Installing NVSHMEM Language Bindings for Python#

Note

NVSHMEM4Py requires a working NVSHMEM installation. Refer to NVSHMEM installation guide for instructions on how to install NVSHMEM.

Installing NVSHMEM4Py from Released Objects#

NVSHMEM4Py is available on both PyPI and Conda-Forge. The easiest way to install NVSHMEM4Py is through these officially supported release channels.

To install NVSHMEM4Py from PyPI, enter the following commands:

virtualenv nvshmem4py-env # Create a virtual environment
source nvshmem4py-env/bin/activate # Activate the virtual environment
pip install nvshmem4py # Install NVSHMEM4Py

To install NVSHMEM4Py from Conda-Forge, enter the following commands:

conda install -c nvidia nvshmem4py # Install NVSHMEM4Py

Installing NVSHMEM4Py from Source#

To install NVSHMEM4Py from source, first follow the instructions to download the NVSHMEM source code from the NVSHMEM download page.

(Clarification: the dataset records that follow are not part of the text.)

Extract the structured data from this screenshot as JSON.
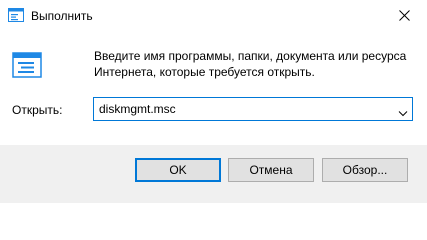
{
  "window": {
    "title": "Выполнить",
    "title_icon": "run-dialog-icon",
    "close_icon": "close-icon"
  },
  "main": {
    "icon": "run-program-icon",
    "description_lines": [
      "Введите имя программы, папки, документа или ресурса",
      "Интернета, которые требуется открыть."
    ],
    "open_label": "Открыть:",
    "open_value": "diskmgmt.msc",
    "dropdown_icon": "chevron-down-icon"
  },
  "buttons": {
    "ok_label": "OK",
    "cancel_label": "Отмена",
    "browse_label": "Обзор..."
  },
  "colors": {
    "accent": "#0078d7",
    "footer_bg": "#f0f0f0",
    "button_bg": "#e1e1e1",
    "button_border": "#adadad"
  }
}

After you download the source code you must build NVSHMEM4Py. This involves building .so files from the Cython source code in the nvshmem4py/nvshmem/bindings/ directory and packaging the NVSHMEM Python source along with those objects.

As with the NVSHMEM installation, NVSHMEM4Py is built using the cmake build system. By default, NVSHMEM4Py is built when NVSHMEM is built. To build NVSHMEM4Py separately, we provide cmake targets:

# Run from the root of the NVSHMEM source directory
cmake -S . -B build
make build_nvshmem4py_wheels # This will build NVSHMEM4Py objects for all supported CUDA versions and all supported Python versions
make build_nvshmem4py_wheel_3.9 # This will build NVSHMEM4Py objects for all supported CUDA versions and Python version CPython 3.9
make build_nvshmem4py_wheel_cu12_3.9 # This will build NVSHMEM4Py objects for Python 3.10 and Python version CPython 3.9

After you run the above commands, the Python objects are placed in <path to build directory>/dist/. There are three types of files:

nvshmem4py_cu12-<version>-cp312-cp312-linux_<CPU Arch>.whl: A wheel for CUDA12.x and CPython 3.12
nvshmem4py_cu12-<version>-cp312-cp312-none-manylinux-<manylinux tag>_<CPU Arch>.whl: A Manylinux-compliant wheel for CUDA12.x and CPython 3.12
nvshmem4py_cu12-<version>.tar.gz: A Python source distribution tarball for CUDA12.x. This object is not specific to a Python version, and can be used with any Python version above 3.9.

You can use pip to install these built objects. Wheels are platform-specific, Python-version-specific, and self-contained, so they can be installed without any need for compilation. When pip install is run on a source tarball, the Cython code is compiled to .so files at install time. Compiling the NVSHMEM4Py source code requires the CUDA headers to be accessible to the compiler. The path to the CUDA include directory must be included in the compiler’s search path (e.g. -I/usr/local/cuda/include, export CPPFLAGS="-I/usr/local/cuda/include", export CPATH="/usr/local/cuda/include:$CPATH", or similar).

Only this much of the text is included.